RCD: Le boycott et ses… arrière-pensées

LE BOYCOTT ET SES… ARRIÈRE-PENSÉES

Ce que cache Saïd Sadi

L’Expression, 17 août 2002

Le RCD, sans grande surprise, vient de se prononcer pour un boycott actif des élections locales du 10 octobre prochain, rejoignant ainsi les rangs des «faucons» du mouvement des ârchs.
Le parti de Sadi, qui a longtemps laissé mûrir cette décision, ne pouvait faire autrement, indique-t-on de sources proches du docteur, puisque tous les «sondages» effectués sur le terrain donnaient le RCD perdant sur toute la ligne, confirmant de manière officielle ce que tout le monde suppute déjà plus ou moins ouvertement.

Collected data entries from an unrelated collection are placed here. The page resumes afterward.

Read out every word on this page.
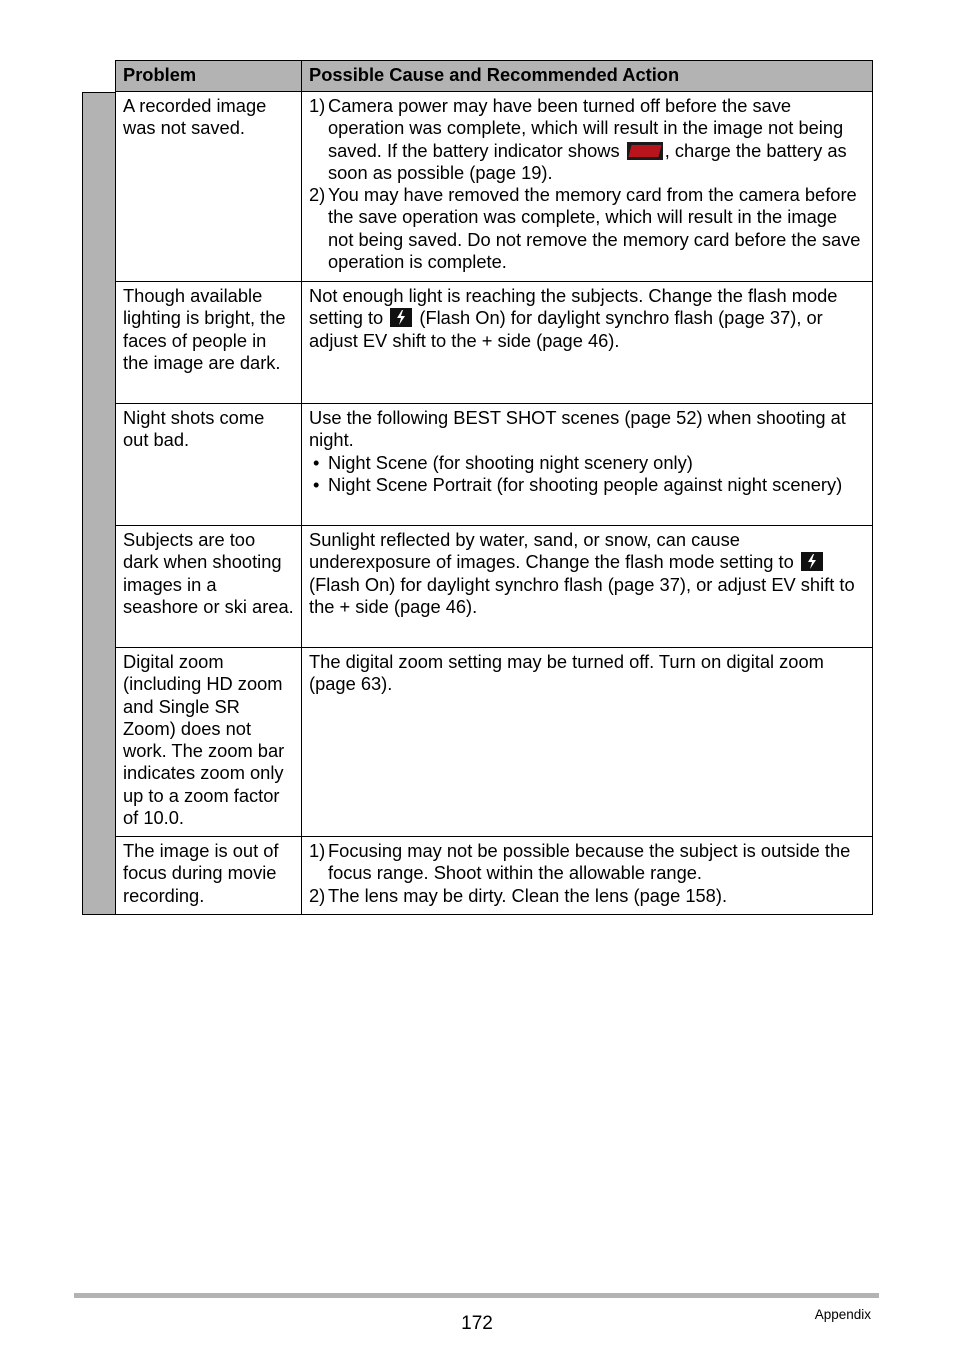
Problem	Possible Cause and Recommended Action
A recorded image was not saved.	1) Camera power may have been turned off before the save operation was complete, which will result in the image not being saved. If the battery indicator shows
, charge the battery as soon as possible (page 19).
2) You may have removed the memory card from the camera before the save operation was complete, which will result in the image not being saved. Do not remove the memory card before the save operation is complete.

Though available lighting is bright, the faces of people in the image are dark.	Not enough light is reaching the subjects. Change the flash mode setting to
(Flash On) for daylight synchro flash (page 37), or adjust EV shift to the + side (page 46).
Night shots come out bad.	Use the following BEST SHOT scenes (page 52) when shooting at night.
• Night Scene (for shooting night scenery only)
• Night Scene Portrait (for shooting people against night scenery)

Subjects are too dark when shooting images in a seashore or ski area.	Sunlight reflected by water, sand, or snow, can cause underexposure of images. Change the flash mode setting to
(Flash On) for daylight synchro flash (page 37), or adjust EV shift to the + side (page 46).
Digital zoom (including HD zoom and Single SR Zoom) does not work. The zoom bar indicates zoom only up to a zoom factor of 10.0.	The digital zoom setting may be turned off. Turn on digital zoom (page 63).
The image is out of focus during movie recording.	1) Focusing may not be possible because the subject is outside the focus range. Shoot within the allowable range.
2) The lens may be dirty. Clean the lens (page 158).
172	Appendix
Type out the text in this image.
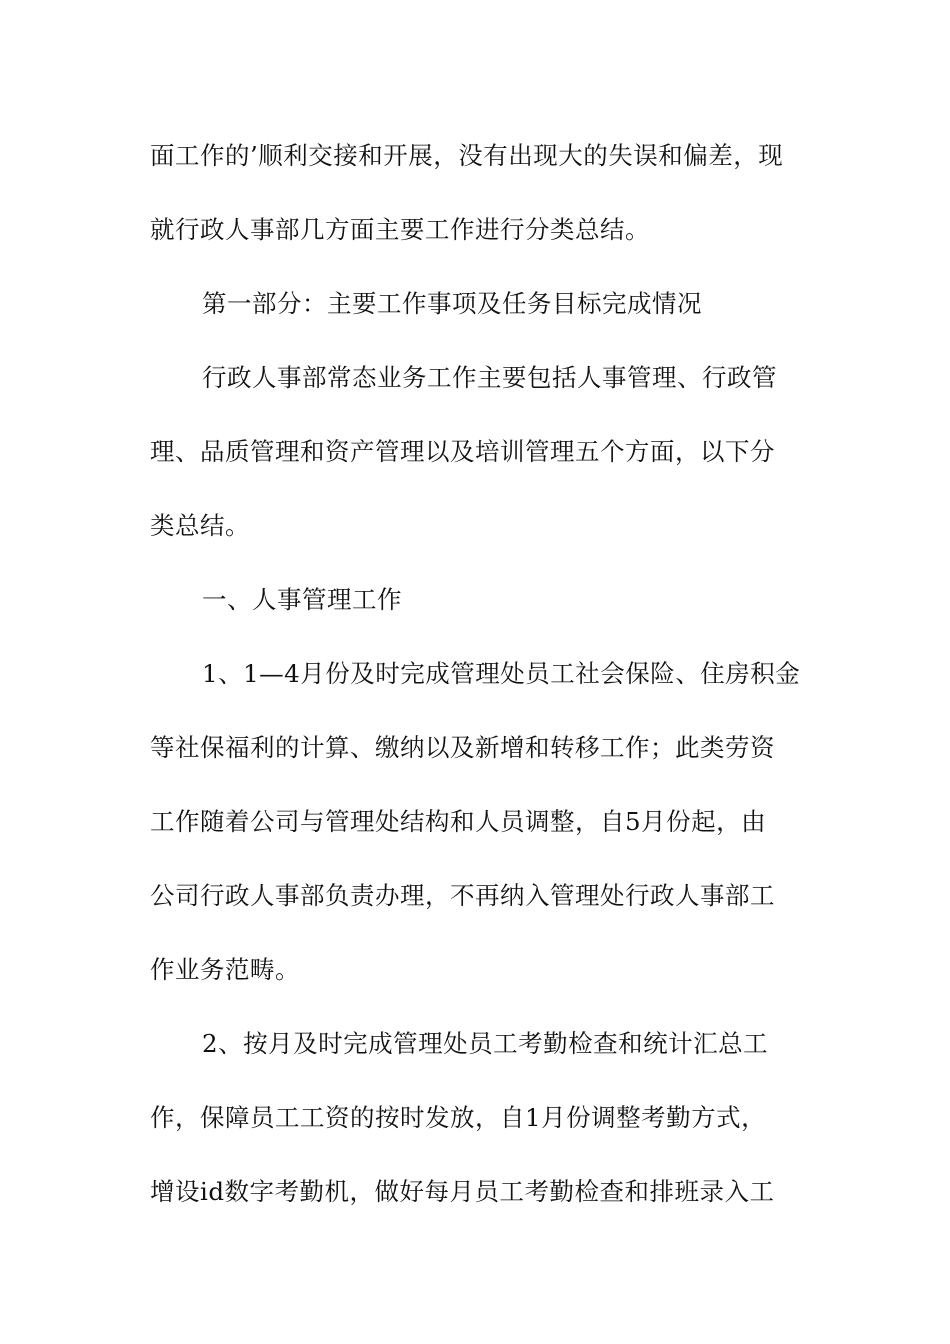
面工作的’顺利交接和开展，没有出现大的失误和偏差，现
就行政人事部几方面主要工作进行分类总结。
第一部分：主要工作事项及任务目标完成情况
行政人事部常态业务工作主要包括人事管理、行政管
理、品质管理和资产管理以及培训管理五个方面，以下分
类总结。
一、人事管理工作
1、1—4月份及时完成管理处员工社会保险、住房积金
等社保福利的计算、缴纳以及新增和转移工作；此类劳资
工作随着公司与管理处结构和人员调整，自5月份起，由
公司行政人事部负责办理，不再纳入管理处行政人事部工
作业务范畴。
2、按月及时完成管理处员工考勤检查和统计汇总工
作，保障员工工资的按时发放，自1月份调整考勤方式，
增设id数字考勤机，做好每月员工考勤检查和排班录入工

Cette décision est intervenue quelques jours seulement après l’annonce, inattendue, celle-là, du FFS de prendre part à ce scrutin. Elle intervient, également, à un moment où le mouvement des ârchs, après près de deux années de protesta, amorce un tournant décisif de son histoire, voire de son existence. Nombre d’observateurs avertis ont qualifié la décision du parti de Sadi de «jusqu’au-boutisme» dangereux tant pour la région kabyle que pour le parti lui-même, cela même si ce rejet actif trouve ses justifications dans de nombreuses raisons que les dirigeants du parti se sont bien gardés d’énumérer dans leur conférence de presse d’hier.

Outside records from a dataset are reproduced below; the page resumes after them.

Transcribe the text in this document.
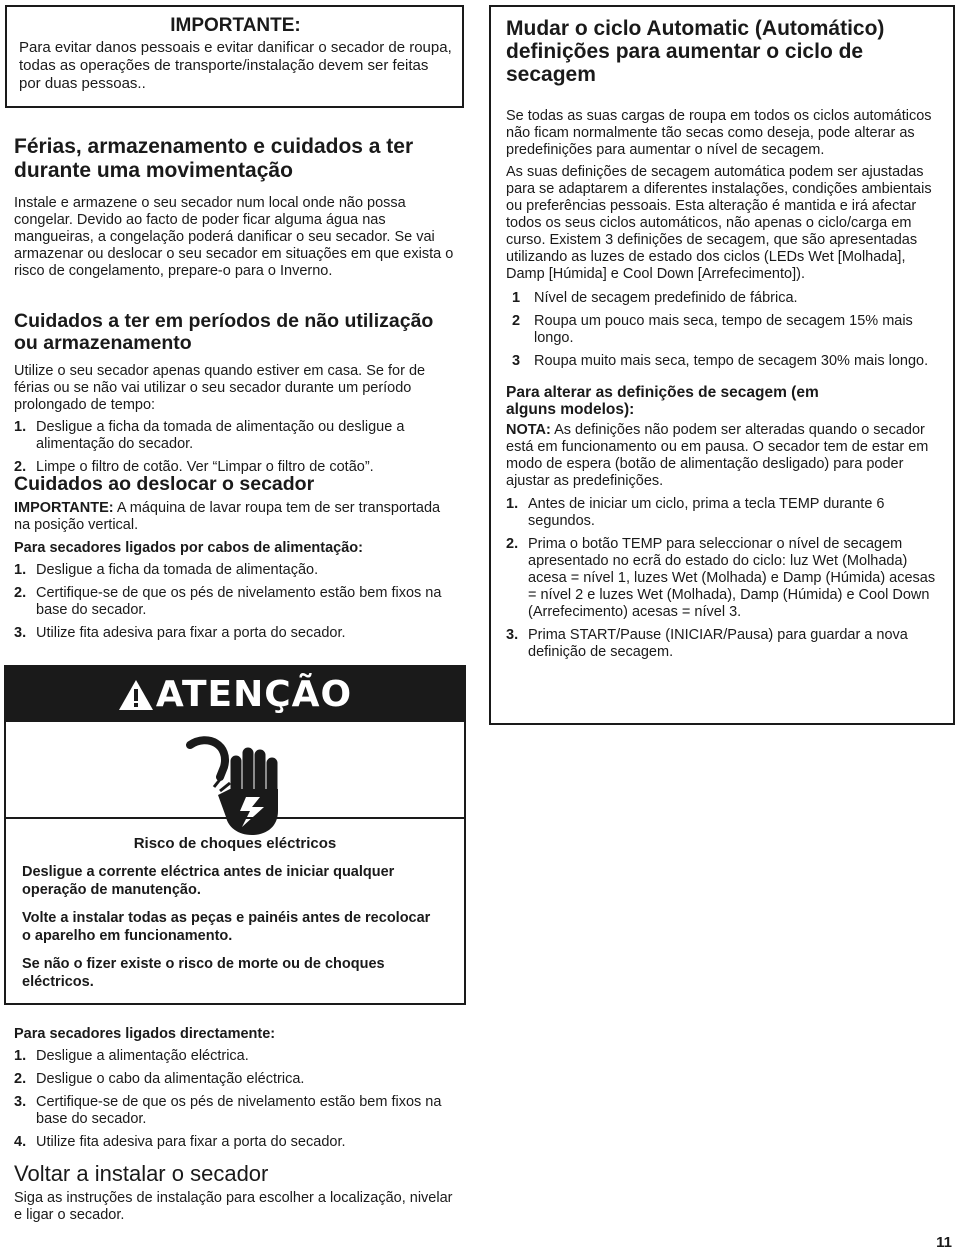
IMPORTANTE:

Para evitar danos pessoais e evitar danificar o secador de roupa, todas as operações de transporte/instalação devem ser feitas por duas pessoas..

Férias, armazenamento e cuidados a ter durante uma movimentação

Instale e armazene o seu secador num local onde não possa congelar. Devido ao facto de poder ficar alguma água nas mangueiras, a congelação poderá danificar o seu secador. Se vai armazenar ou deslocar o seu secador em situações em que exista o risco de congelamento, prepare-o para o Inverno.

Cuidados a ter em períodos de não utilização ou armazenamento

Utilize o seu secador apenas quando estiver em casa. Se for de férias ou se não vai utilizar o seu secador durante um período prolongado de tempo:

1. Desligue a ficha da tomada de alimentação ou desligue a alimentação do secador.
2. Limpe o filtro de cotão. Ver “Limpar o filtro de cotão”.
Cuidados ao deslocar o secador

IMPORTANTE: A máquina de lavar roupa tem de ser transportada na posição vertical.

Para secadores ligados por cabos de alimentação:
1. Desligue a ficha da tomada de alimentação.
2. Certifique-se de que os pés de nivelamento estão bem fixos na base do secador.
3. Utilize fita adesiva para fixar a porta do secador.
ATENÇÃO
Risco de choques eléctricos

Desligue a corrente eléctrica antes de iniciar qualquer operação de manutenção.

Volte a instalar todas as peças e painéis antes de recolocar o aparelho em funcionamento.

Se não o fizer existe o risco de morte ou de choques eléctricos.

Para secadores ligados directamente:
1. Desligue a alimentação eléctrica.
2. Desligue o cabo da alimentação eléctrica.
3. Certifique-se de que os pés de nivelamento estão bem fixos na base do secador.
4. Utilize fita adesiva para fixar a porta do secador.
Voltar a instalar o secador

Siga as instruções de instalação para escolher a localização, nivelar e ligar o secador.

Mudar o ciclo Automatic (Automático) definições para aumentar o ciclo de secagem

Se todas as suas cargas de roupa em todos os ciclos automáticos não ficam normalmente tão secas como deseja, pode alterar as predefinições para aumentar o nível de secagem.

As suas definições de secagem automática podem ser ajustadas para se adaptarem a diferentes instalações, condições ambientais ou preferências pessoais. Esta alteração é mantida e irá afectar todos os seus ciclos automáticos, não apenas o ciclo/carga em curso. Existem 3 definições de secagem, que são apresentadas utilizando as luzes de estado dos ciclos (LEDs Wet [Molhada], Damp [Húmida] e Cool Down [Arrefecimento]).

1 Nível de secagem predefinido de fábrica.
2 Roupa um pouco mais seca, tempo de secagem 15% mais longo.
3 Roupa muito mais seca, tempo de secagem 30% mais longo.
Para alterar as definições de secagem (em alguns modelos):

NOTA: As definições não podem ser alteradas quando o secador está em funcionamento ou em pausa. O secador tem de estar em modo de espera (botão de alimentação desligado) para poder ajustar as predefinições.

1. Antes de iniciar um ciclo, prima a tecla TEMP durante 6 segundos.
2. Prima o botão TEMP para seleccionar o nível de secagem apresentado no ecrã do estado do ciclo: luz Wet (Molhada) acesa = nível 1, luzes Wet (Molhada) e Damp (Húmida) acesas = nível 2 e luzes Wet (Molhada), Damp (Húmida) e Cool Down (Arrefecimento) acesas = nível 3.
3. Prima START/Pause (INICIAR/Pausa) para guardar a nova definição de secagem.
11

Ce parti, est-il besoin de le souligner, a perdu pas mal de terrain sur le plan national à cause de ses anachronismes, ses nombreux retournements de veste et son manque de constance et d’objectivité.
Ainsi donc, si son aire d’influence s’est rétrécie comme une peau de chagrin, il lui reste quand même son bastion kabyle.

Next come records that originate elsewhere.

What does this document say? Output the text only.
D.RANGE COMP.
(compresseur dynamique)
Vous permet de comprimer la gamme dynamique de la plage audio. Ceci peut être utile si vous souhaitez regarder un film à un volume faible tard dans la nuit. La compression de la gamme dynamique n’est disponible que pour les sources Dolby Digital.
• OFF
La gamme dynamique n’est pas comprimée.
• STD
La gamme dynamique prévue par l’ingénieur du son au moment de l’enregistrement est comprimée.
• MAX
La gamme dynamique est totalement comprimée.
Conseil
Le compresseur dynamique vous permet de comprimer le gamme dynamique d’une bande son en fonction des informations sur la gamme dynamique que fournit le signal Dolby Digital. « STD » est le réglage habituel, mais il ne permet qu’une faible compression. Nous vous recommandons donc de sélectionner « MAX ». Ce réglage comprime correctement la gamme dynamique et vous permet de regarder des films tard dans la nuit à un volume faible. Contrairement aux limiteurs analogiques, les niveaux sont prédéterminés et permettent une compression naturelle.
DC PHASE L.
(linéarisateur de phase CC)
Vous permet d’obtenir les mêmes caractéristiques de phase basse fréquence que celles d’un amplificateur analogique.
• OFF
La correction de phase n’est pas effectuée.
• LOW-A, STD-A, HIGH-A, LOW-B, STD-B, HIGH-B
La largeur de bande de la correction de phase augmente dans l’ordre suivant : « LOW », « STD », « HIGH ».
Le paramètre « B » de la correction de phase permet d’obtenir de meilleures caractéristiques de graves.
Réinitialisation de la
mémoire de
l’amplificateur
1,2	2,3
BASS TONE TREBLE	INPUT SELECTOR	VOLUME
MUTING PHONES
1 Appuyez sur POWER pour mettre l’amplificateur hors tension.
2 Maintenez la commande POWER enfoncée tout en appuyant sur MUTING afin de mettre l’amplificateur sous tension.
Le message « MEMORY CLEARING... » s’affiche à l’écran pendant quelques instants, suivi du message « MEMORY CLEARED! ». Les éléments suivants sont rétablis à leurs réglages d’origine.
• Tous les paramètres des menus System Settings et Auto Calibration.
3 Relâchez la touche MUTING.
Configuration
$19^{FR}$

Un bastion qu’il sera bien obligé de disputer à ce puissant parti qu’est le FFS.
Un parti totalisant quarante longues années de militantisme, avec une figure de proue Aït-Ahmed et des sympathies officiellement exprimées au sein des plus grandes familles de cette région.
Impossible d’accuser, donc, le FFS d’une quelconque accointance avec le pouvoir puisque aussi bien son passé que ses positions plaident en sa faveur. Comme souligné plus haut, le RCD a acquis la ferme conviction qu’il n’aura aucune chance de s’imposer face au FFS, risquant même d’essuyer un score ridiculement bas.
En se prononçant, donc, contre la tenue de ce scrutin, le RCD donne l’air de poursuivre un double objectif. Celui de s’accrocher à la locomotive de la contestation radicale, ce qui constitue l’ultime chance, pour lui, de sauver ce qu’il y a encore à sauver dans ce parti. Cela, d’une part.
D’autre part, tenter d’infiltrer l’aile la plus radicale du mouvement des ârchs afin de l’amener à rompre tout contact avec le FFS. Connaissant la mentalité et les idées qui animent le RCD, le risque est grand de voir éclater des affrontements fratricides entre les partisans de la tenue du scrutin et ses plus farouches adversaires. Il y a fort à craindre, en effet, que le scénario du 30 mai dernier ne se reproduise, avec l’utilisation de contraintes physiques diverses en vue d’empêcher les gens de voter avec cette donne supplémentaire que le FFS sera amené à protéger ses militants, sympathisants, mais aussi tous les citoyens rejetant le diktat des radicaux du mouvement des ârchs, vraisemblablement contrôlés par le parti du docteur Sadi.
Si la Kabylie est menacée d’un nouvel embrasement, plus grave encore que tous ceux qui l’ont précédé, il est certain aussi que le RCD est en train de jouer son ultime carte dans un pathétique combat pour sa survie.